# Larks Tongue chamfer stop



## jonlan (Dec 21, 2015)

Im wondering if anyone has any advice on how to make a 'larks tongue' end to a stopped chamfer. Something like this…

http://cadsetterout.com/inventor-tutorials/ifeatures-larks-tongue-chamfer/

I have a chamfering bit for my router table and could easily cut this without the stops, but Im not sure on how to achieve the sloped stopped ends. If I stop the chamfer on the router table I wont get that gradual slope to the end. I imagine I need to find a way to slowly move the work piece away from the bit at the end, but I can't sort out in my mind how I would actually do that. Tomorrow I'll go out and try a couple of tests to see if I can make it work but I was wondering if anyone has done this before and had some advice.

Also - I've only heard it called a 'larks tongue' through a couple of google searches so that may be off on the terminology.

Thanks


----------



## Texcaster (Oct 26, 2013)

If a stopped chamfer is made with a router, the stop, if it is to look symmetrical, must be finished by hand. However a stopped chamfer, cut on the shaper is symmetrical without the hand work due to the larger cutting radius.

All these shaper cut stops are symmetrical without the handwork.




























Through cuts and square shoulders, rebates and chamfers


----------



## jonlan (Dec 21, 2015)

Thanks for your reply. I've never used a shaper but my understanding was that they were just larger more powerful versions of a router tables. Bigger spindle, motor, etc.

If my assumption is correct, does that mean that a shaper could handle a bit with a larger radius that would give the sloped look that Im looking for?

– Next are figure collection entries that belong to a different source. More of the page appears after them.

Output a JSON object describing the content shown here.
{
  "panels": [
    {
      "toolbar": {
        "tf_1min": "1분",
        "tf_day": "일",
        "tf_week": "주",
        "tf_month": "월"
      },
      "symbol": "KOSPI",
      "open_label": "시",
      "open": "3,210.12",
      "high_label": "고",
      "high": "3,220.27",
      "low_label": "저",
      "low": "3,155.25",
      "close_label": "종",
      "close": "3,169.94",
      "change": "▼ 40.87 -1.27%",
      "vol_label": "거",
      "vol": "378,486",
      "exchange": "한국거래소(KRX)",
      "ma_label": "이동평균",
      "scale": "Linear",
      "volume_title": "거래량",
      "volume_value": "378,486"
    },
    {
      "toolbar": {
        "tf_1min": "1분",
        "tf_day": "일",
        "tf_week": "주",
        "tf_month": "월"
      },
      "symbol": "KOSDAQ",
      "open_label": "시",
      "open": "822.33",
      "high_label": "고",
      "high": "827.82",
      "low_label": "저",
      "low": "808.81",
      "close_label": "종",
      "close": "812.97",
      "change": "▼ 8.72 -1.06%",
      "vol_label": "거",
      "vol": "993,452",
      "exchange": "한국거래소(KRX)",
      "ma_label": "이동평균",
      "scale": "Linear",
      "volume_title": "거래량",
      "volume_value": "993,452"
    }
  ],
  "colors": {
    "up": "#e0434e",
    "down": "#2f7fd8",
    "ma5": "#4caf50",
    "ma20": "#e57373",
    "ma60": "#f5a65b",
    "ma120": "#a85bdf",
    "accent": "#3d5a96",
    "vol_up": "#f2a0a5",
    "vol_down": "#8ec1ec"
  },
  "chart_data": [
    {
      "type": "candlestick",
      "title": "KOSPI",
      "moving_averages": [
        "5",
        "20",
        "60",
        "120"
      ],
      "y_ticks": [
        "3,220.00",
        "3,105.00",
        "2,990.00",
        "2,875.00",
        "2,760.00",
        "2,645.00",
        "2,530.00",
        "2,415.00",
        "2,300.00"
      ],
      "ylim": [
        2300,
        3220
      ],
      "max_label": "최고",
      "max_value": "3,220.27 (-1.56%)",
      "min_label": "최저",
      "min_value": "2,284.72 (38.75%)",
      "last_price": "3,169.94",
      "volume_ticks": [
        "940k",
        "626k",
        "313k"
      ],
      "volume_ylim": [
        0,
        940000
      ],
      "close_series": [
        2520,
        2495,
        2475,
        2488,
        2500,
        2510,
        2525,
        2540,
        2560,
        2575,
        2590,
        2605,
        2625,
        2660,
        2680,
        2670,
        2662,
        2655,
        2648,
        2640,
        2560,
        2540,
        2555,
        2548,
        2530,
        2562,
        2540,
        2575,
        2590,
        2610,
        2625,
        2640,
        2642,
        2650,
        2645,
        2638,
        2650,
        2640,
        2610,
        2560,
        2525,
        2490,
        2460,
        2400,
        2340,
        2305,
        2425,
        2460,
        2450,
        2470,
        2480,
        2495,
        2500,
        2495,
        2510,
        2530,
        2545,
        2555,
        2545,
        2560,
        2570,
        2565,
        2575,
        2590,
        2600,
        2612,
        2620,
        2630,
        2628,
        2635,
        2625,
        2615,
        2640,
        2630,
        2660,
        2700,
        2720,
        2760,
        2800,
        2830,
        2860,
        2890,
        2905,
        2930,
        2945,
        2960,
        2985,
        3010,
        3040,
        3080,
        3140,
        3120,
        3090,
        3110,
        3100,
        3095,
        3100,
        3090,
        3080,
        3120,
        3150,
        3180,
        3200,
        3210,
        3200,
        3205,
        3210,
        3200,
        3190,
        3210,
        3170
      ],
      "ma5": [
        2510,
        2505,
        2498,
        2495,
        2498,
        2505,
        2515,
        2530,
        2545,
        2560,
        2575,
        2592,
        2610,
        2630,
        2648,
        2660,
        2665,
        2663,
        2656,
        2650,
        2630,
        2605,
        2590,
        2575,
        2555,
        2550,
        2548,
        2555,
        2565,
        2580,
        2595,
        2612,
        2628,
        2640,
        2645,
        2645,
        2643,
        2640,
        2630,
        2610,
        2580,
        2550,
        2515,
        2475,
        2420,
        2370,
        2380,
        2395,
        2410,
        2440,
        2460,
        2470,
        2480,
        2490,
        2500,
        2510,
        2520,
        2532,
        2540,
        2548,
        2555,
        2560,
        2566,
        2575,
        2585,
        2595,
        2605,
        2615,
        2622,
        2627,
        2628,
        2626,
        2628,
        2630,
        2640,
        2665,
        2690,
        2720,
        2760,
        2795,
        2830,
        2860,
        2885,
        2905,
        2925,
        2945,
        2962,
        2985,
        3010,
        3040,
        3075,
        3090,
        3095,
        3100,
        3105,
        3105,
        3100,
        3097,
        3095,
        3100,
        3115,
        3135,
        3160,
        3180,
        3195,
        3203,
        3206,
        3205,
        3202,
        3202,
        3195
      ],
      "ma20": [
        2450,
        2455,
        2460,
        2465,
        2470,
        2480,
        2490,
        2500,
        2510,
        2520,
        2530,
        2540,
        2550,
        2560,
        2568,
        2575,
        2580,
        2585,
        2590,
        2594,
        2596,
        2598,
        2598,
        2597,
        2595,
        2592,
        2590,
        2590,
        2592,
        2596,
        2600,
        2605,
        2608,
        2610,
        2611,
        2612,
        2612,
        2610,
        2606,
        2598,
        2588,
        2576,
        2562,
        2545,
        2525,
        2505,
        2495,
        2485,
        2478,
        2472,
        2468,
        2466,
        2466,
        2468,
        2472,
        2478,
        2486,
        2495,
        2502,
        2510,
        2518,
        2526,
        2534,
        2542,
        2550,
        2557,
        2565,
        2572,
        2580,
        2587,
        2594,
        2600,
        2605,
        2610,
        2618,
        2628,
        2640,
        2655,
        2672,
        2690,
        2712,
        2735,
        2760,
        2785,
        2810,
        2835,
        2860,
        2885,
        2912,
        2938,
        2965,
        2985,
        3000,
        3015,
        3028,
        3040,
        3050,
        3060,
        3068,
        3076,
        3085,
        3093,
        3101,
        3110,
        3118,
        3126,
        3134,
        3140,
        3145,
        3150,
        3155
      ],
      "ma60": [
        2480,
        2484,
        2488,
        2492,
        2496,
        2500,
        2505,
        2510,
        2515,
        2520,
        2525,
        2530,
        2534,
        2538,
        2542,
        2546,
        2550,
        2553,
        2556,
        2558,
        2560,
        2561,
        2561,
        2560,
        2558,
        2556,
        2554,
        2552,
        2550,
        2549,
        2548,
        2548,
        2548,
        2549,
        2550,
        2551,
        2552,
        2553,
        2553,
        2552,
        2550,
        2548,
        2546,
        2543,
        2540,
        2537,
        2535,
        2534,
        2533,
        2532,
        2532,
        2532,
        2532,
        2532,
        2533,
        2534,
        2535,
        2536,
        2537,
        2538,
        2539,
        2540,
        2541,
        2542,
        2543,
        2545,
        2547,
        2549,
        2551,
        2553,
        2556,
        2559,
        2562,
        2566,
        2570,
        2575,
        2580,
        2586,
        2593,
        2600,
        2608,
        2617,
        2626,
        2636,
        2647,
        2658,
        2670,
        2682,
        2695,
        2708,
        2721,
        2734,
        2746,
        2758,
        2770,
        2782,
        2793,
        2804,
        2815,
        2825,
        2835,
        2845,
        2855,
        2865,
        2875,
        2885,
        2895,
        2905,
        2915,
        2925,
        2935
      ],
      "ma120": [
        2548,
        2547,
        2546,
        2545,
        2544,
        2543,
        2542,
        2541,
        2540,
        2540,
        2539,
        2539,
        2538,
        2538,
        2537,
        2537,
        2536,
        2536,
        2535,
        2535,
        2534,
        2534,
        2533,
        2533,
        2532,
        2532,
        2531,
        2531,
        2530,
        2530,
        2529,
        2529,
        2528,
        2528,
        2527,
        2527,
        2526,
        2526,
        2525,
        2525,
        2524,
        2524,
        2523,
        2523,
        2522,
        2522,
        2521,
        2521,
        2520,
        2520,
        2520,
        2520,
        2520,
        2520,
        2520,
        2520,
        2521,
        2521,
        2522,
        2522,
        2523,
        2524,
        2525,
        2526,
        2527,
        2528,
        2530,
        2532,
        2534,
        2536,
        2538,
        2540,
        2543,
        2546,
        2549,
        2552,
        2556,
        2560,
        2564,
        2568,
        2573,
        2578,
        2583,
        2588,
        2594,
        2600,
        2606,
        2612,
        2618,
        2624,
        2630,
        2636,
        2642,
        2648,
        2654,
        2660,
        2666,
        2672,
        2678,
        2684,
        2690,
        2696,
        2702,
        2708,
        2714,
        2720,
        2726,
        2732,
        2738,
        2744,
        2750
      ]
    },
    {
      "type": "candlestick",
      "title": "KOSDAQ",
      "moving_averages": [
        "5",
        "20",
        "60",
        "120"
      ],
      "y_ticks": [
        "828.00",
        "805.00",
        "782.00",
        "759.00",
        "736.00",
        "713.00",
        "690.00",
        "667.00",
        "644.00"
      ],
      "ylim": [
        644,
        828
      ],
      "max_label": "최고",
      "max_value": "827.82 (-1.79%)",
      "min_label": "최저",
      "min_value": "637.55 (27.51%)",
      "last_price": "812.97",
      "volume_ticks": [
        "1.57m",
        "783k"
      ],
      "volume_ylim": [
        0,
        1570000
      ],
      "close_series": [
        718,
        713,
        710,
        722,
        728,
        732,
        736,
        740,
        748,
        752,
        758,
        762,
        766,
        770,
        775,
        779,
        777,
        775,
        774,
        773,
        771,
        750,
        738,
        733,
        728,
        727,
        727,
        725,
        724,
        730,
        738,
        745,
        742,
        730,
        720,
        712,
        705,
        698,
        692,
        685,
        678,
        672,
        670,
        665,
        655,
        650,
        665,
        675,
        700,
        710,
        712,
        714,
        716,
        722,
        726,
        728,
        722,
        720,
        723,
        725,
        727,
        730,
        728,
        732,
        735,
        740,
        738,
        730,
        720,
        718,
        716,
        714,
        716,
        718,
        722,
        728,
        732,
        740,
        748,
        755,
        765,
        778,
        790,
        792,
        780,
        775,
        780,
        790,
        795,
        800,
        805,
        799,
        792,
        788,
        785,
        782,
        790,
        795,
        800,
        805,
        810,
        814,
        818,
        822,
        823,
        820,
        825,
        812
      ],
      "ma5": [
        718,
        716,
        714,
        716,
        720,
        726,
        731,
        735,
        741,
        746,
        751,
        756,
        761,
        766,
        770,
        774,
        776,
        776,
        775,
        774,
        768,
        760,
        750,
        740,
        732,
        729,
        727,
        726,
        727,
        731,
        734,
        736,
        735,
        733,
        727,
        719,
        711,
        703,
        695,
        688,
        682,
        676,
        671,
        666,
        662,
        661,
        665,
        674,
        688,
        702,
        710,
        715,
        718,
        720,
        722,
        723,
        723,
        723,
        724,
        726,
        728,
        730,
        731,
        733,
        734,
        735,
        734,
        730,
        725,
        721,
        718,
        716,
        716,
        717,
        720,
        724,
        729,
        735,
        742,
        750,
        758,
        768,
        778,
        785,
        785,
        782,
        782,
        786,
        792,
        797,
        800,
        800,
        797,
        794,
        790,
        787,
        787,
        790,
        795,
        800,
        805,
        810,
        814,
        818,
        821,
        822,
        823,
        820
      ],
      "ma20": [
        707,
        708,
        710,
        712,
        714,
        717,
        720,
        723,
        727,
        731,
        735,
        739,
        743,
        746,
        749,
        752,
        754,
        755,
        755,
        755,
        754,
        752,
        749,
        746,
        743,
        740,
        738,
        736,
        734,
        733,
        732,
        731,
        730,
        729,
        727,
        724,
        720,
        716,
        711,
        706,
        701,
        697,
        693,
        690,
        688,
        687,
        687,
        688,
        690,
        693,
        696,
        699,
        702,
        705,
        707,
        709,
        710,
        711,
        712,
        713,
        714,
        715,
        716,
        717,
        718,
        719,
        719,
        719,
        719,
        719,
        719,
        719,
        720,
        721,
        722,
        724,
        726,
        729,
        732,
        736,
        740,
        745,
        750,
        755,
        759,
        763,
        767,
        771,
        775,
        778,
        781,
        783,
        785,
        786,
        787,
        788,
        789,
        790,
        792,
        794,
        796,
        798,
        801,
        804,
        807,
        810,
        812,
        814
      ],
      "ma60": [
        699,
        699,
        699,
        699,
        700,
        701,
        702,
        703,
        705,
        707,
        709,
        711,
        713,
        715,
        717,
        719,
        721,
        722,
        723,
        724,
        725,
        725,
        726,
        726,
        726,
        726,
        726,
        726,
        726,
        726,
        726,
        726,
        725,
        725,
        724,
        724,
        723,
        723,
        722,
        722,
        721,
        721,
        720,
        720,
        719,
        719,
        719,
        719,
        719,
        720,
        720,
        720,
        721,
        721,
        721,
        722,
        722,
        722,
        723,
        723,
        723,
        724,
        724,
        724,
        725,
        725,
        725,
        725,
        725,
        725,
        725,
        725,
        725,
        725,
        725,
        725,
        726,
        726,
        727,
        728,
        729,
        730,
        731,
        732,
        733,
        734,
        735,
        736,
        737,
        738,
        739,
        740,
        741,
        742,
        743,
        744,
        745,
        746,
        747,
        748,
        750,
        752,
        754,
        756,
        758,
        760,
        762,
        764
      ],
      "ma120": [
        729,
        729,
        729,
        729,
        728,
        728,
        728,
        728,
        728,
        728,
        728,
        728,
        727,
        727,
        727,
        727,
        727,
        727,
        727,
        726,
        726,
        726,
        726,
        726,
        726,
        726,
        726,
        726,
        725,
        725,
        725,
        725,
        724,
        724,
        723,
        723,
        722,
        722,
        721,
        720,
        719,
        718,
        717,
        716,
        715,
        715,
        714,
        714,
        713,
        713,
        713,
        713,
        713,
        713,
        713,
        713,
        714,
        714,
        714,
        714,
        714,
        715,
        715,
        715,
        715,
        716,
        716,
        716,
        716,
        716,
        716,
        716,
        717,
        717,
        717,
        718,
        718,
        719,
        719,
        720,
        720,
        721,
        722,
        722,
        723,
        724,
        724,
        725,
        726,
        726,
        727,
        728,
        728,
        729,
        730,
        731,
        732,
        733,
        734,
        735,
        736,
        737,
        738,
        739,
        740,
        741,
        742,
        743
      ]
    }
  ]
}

I'll look more at bits and see if I can find one that has a larger radius.


----------



## lateralus819 (Mar 24, 2013)

Just use a chisel..


----------



## conifur (Apr 1, 2015)

I have made those chamfers on a router table on table legs
.


----------



## conifur (Apr 1, 2015)

I used a 1/2 shank, standard size 45* bit.


----------



## Texcaster (Oct 26, 2013)

> Thanks for your reply. I ve never used a shaper but my understanding was that they were just larger more powerful versions of a router tables. Bigger spindle, motor, etc.
> 
> If my assumption is correct, does that mean that a shaper could handle a bit with a larger radius that would give the sloped look that Im looking for?
> 
> ...


100mm radius vs 20mm radius.


----------



## jerryminer (Jun 15, 2014)

Not sure what type of chamfer-end you are looking for. Rounded, like the left example in this drawing, or beveled, like the one on the right. A chamfer bit in a router will leave an uneven, curved chamfer-end, curved on one face and almost beveled on the other. This cut can be smoothed and evened out with a shaped sanding block, or even a large dowel wrapped in sandpaper.

To get a straight beveled chamfer stop, your best bet is a sharp chisel, which can be guided by a wood block (or not).


----------